Miss Mason would give her. “Fifty cents,” she replied,

her voice like velvet.

“When I finished, all four fireplaces clean as spit, 

she come over to me,

pretty as you please, and cool—she’d been on the porch

in a good breeze—says,

Mercy me, Marie, look here.  Her hand held out two coins. 

I looked in my purse, sure I had

two quarters, and here I find one quarter and this dime.”

It was the way

she said it.  Said it so Marie would see she was smarter than

any colored could hope to be.

Miss Mason’s words in Marie’s mouth—I could

            taste them.

And Marie?  She had milk to get home.

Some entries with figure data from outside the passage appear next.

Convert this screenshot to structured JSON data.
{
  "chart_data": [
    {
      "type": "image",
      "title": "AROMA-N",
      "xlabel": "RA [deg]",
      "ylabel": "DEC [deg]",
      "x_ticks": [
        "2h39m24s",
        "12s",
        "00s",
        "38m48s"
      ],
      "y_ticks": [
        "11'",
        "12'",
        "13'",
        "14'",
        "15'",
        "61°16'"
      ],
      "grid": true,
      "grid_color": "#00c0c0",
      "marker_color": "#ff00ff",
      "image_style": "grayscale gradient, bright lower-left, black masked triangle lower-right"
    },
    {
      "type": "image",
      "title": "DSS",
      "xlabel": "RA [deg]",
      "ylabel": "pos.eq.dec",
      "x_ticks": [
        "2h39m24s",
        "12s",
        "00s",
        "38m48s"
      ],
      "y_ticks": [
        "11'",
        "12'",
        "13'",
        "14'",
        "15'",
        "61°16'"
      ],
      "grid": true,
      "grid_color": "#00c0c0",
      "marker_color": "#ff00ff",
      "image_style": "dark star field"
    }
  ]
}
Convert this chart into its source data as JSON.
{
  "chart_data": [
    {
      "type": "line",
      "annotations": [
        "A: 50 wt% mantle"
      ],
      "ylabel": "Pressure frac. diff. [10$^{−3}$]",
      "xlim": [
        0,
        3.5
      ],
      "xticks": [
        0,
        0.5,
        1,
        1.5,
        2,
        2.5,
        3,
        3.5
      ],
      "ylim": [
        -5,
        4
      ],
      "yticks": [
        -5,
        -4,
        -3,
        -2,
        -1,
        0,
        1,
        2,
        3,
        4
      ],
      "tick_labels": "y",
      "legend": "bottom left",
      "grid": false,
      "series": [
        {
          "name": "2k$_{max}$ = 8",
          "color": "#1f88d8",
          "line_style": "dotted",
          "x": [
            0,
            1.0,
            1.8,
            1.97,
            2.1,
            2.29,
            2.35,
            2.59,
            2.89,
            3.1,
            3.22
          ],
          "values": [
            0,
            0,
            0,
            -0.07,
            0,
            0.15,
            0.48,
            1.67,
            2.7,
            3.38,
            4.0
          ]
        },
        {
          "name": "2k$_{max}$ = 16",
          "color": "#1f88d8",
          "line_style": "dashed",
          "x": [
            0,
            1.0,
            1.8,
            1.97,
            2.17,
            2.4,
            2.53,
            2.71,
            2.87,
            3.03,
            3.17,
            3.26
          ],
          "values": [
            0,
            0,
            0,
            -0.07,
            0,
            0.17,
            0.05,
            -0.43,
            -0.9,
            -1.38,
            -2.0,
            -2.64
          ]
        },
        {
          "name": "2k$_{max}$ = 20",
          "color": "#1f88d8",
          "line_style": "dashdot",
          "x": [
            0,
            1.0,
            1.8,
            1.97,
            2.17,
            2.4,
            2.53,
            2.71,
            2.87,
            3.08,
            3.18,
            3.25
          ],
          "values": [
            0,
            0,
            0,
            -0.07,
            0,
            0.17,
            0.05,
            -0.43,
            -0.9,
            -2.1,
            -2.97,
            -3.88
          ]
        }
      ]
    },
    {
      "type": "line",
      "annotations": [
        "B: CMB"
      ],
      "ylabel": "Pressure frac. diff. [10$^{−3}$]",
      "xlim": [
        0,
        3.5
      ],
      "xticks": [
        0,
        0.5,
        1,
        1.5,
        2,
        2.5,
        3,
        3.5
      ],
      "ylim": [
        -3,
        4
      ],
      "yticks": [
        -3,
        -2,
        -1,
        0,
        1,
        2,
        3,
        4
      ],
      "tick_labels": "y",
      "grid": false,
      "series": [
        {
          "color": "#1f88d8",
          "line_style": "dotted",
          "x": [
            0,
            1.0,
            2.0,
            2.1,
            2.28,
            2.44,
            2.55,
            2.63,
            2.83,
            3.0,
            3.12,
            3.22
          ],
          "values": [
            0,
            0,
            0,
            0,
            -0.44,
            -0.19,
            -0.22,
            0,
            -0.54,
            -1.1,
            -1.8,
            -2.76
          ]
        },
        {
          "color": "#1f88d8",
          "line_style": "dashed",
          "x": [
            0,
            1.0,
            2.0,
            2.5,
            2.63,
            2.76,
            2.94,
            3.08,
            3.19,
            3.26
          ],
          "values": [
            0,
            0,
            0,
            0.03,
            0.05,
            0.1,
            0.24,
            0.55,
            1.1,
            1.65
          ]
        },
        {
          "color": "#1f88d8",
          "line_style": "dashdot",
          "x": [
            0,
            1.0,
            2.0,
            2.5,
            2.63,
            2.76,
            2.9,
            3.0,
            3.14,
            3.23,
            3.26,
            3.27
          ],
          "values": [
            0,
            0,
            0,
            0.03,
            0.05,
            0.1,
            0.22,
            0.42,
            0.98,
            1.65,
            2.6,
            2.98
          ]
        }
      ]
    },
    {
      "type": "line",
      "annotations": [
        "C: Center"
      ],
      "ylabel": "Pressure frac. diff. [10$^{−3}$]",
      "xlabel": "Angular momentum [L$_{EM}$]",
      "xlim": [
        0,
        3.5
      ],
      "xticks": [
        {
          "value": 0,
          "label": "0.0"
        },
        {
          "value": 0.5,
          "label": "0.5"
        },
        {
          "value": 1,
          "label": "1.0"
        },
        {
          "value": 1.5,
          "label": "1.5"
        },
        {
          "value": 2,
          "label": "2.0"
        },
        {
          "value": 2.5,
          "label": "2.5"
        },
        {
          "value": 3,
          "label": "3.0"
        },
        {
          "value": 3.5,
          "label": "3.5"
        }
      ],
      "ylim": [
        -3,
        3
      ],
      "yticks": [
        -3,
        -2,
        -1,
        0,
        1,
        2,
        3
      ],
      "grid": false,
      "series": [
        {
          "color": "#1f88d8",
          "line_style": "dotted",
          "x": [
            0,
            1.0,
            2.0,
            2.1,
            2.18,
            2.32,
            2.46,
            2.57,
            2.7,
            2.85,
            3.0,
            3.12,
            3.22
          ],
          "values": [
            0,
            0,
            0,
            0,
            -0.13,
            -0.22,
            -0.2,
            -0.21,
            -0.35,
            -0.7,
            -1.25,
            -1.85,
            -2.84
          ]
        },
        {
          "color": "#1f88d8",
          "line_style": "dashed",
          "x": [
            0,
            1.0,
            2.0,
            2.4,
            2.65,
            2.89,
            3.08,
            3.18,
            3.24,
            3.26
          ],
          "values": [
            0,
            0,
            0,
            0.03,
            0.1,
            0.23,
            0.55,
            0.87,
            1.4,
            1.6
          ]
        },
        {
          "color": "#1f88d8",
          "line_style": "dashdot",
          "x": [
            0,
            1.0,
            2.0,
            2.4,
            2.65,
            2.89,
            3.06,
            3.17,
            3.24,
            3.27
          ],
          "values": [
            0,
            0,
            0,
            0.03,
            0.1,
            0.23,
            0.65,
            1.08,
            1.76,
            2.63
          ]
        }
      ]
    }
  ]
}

She couldn’t say,

“It’s not enough, you gave

your word, could you pay me later?”  One word, that’s all

it would take, one word, uppity,

and there she’d be, down on her luck, down on her knees

clean cross the county.

“We were both polite,” Marie said. “Polite, and

slicker than the courthouse floor.” 

She paused.  “Think about it.  Both of us,

so polite.”

 

 

V.

As a child, I thought I knew Marie.  I knew her close smell,

a cross between starch and lavender. 

She let me swat flies when they got too bad in the kitchen,

she let me pat the biscuits

onto the tin pans. She held me in her arms one afternoon

when I came running in

so angry with my sister I could only blurt out, “I hate her,

I hate her.”  

I can’t remember now what my sister did to hurt me.

I was keeping an unspoken

list of her sins, her stupidities—they were my secrets.

They were evidence

I could use to prove we were different. I could

turn my back and walk away

justified, unharmed, unafraid. It didn’t matter

we were sisters—we were

different, I told Marie.  We had nothing in common,

            I hated her.

What Marie murmured to me, I took as comfort.

Oh, Honey, she said

back then in the summer kitchen’s heat. Oh, Honey.